RE: --15 Jan 2019 15:15
Taverham
The consortium buying Flybe revised its terms for the troubled UK regional airline because of the carrier’s “very bleak” working capital situation, according to people briefed on the deal.
Connect Airways, which consists of Virgin Atlantic, Stobart Aviation and an investment company, had agreed last week to pay £2.2m for the group.
But on Tuesday it said it would instead pay £2.8m to the holding company for the main trading arm, Flybe Limited, and the digital arm Flybe.com, after original terms of the deal were not met.
The mechanics of the revised deal mean Connect will take hold of Flybe’s assets and operations by February 22, instead of waiting for the transaction for the whole company to close later this year.
The revised deal allows the consortium to pump in money straight away.
The ultimate offer to the shareholders remains unchanged at 1p per share, valuing Flybe at £2.2m. The difference will be paid out in salaries, fees and similar expenses.
Flybe’s shares fell 48 per cent on Tuesday morning to 2.16p, above the 1p offer Connect had made but down 93 per cent on a year ago, giving it a market capitalisation of £8.9m. At the end of September 2018 it had net debt of £82m.
The working capital situation looked likely to worsen, said two people briefed on the deal, because Flybe had failed to meet the conditions for receiving a promised £20m bridge loan from Connect, necessitating the new arrangement.
The new arrangement contained a revised bridge loan, which was due to disburse £10m on Tuesday, with another £10m to follow. A further £80m in funding also remains as part of the original deal.
Flybe said: “The board of Flybe believes that obtaining this revised facility from the consortium provides the security that the business needs to continue to trade successfully. This preserves the interests of its stakeholders, customers, employees, partners and pension members.”

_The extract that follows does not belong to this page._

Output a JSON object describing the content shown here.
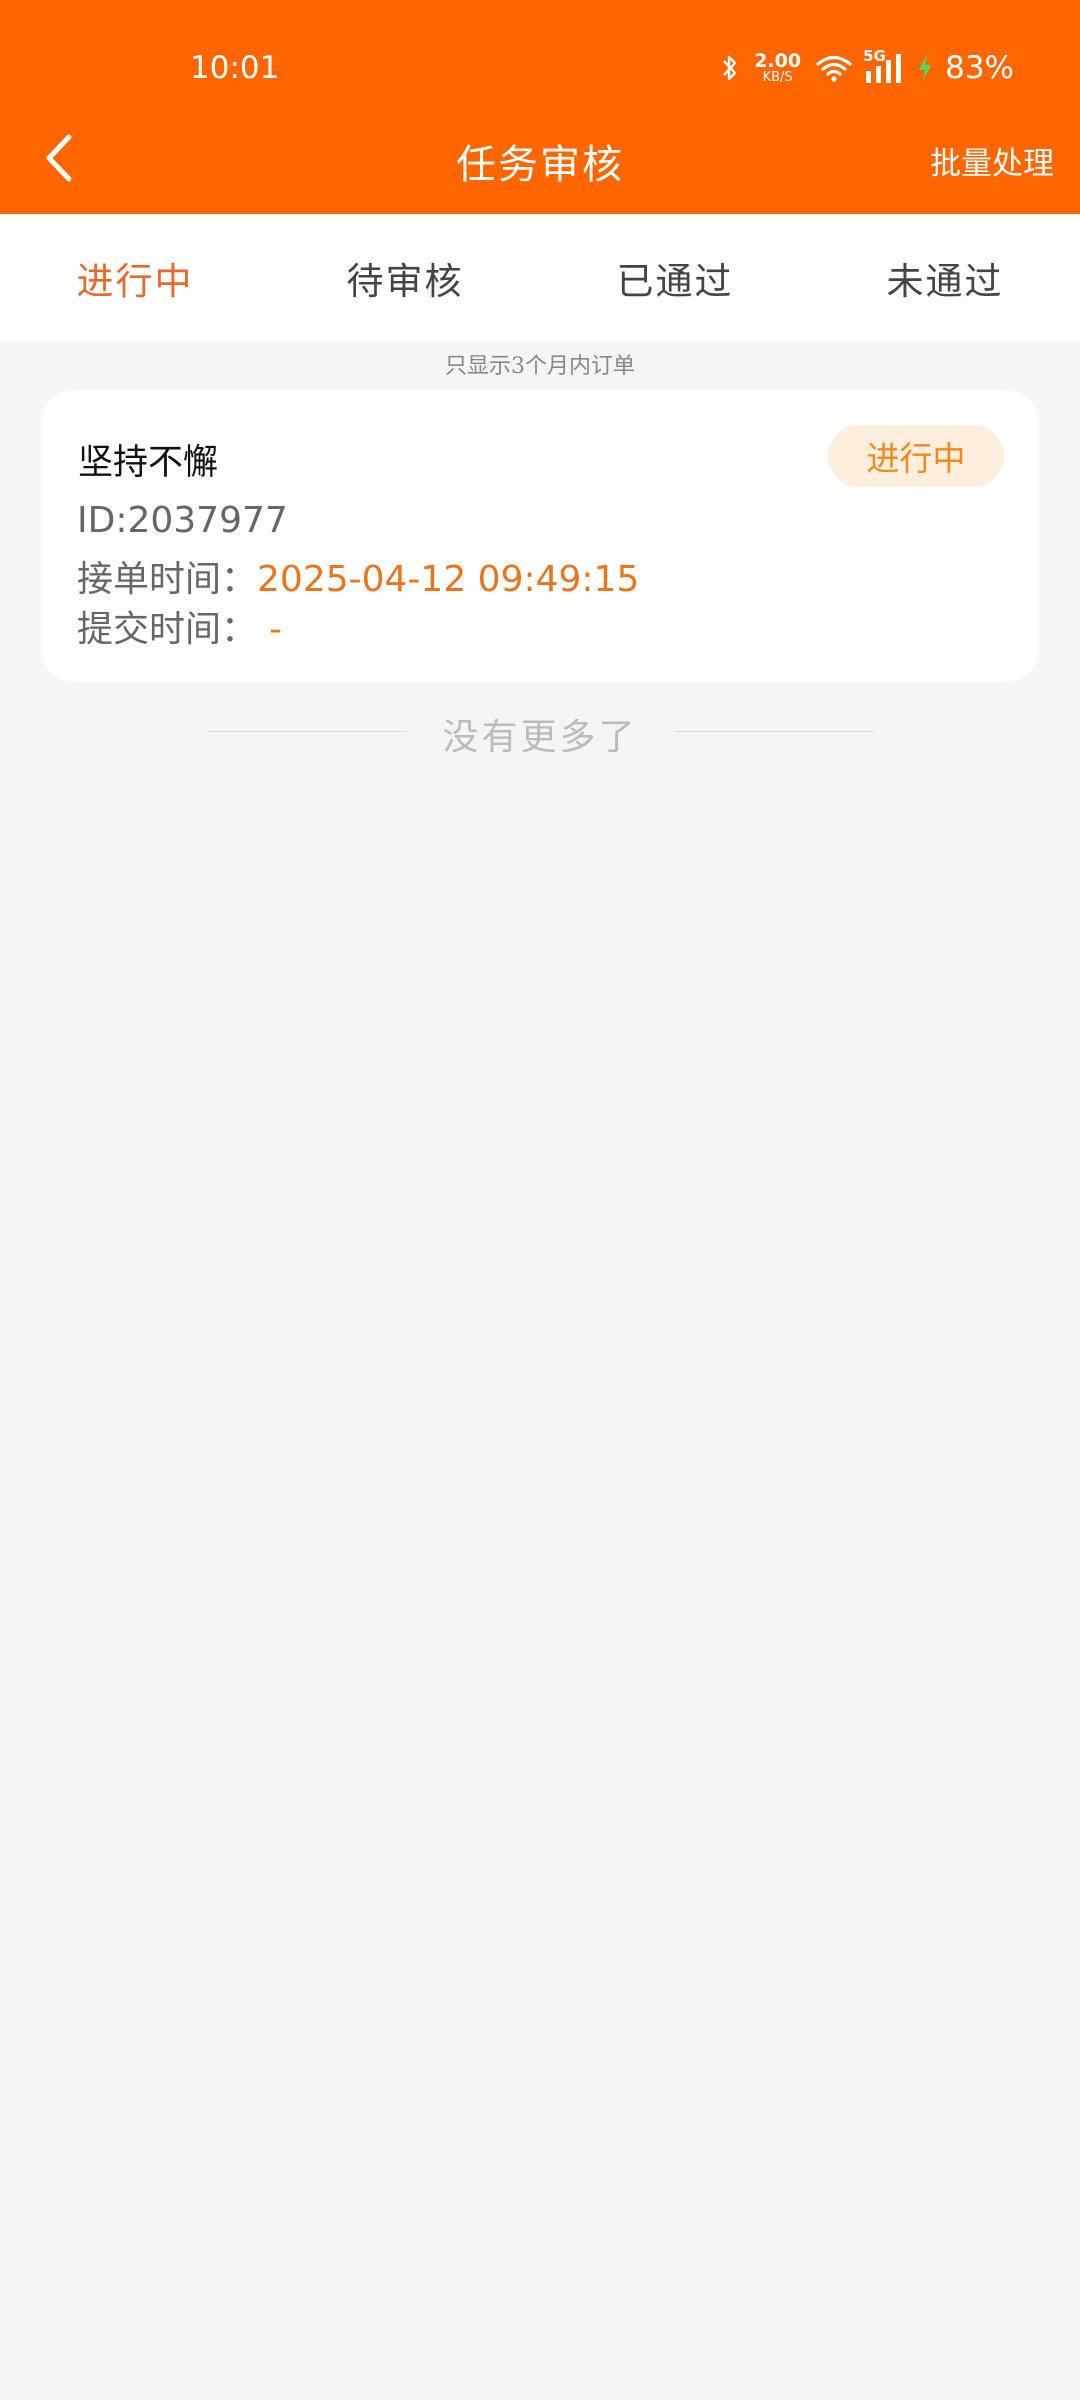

The bridge loan condition that Flybe could not fulfil was concluding agreements with its credit card acquirers, who process transactions, to return the levels of cash they retain from Flybe’s transactions to normal ones.
The credit card acquirers have been imposing tougher conditions, which have meant Flybe must provide more cash as collateral.
Credit card acquirers have been a significant problem for Flybe because of this demand for higher levels of cash.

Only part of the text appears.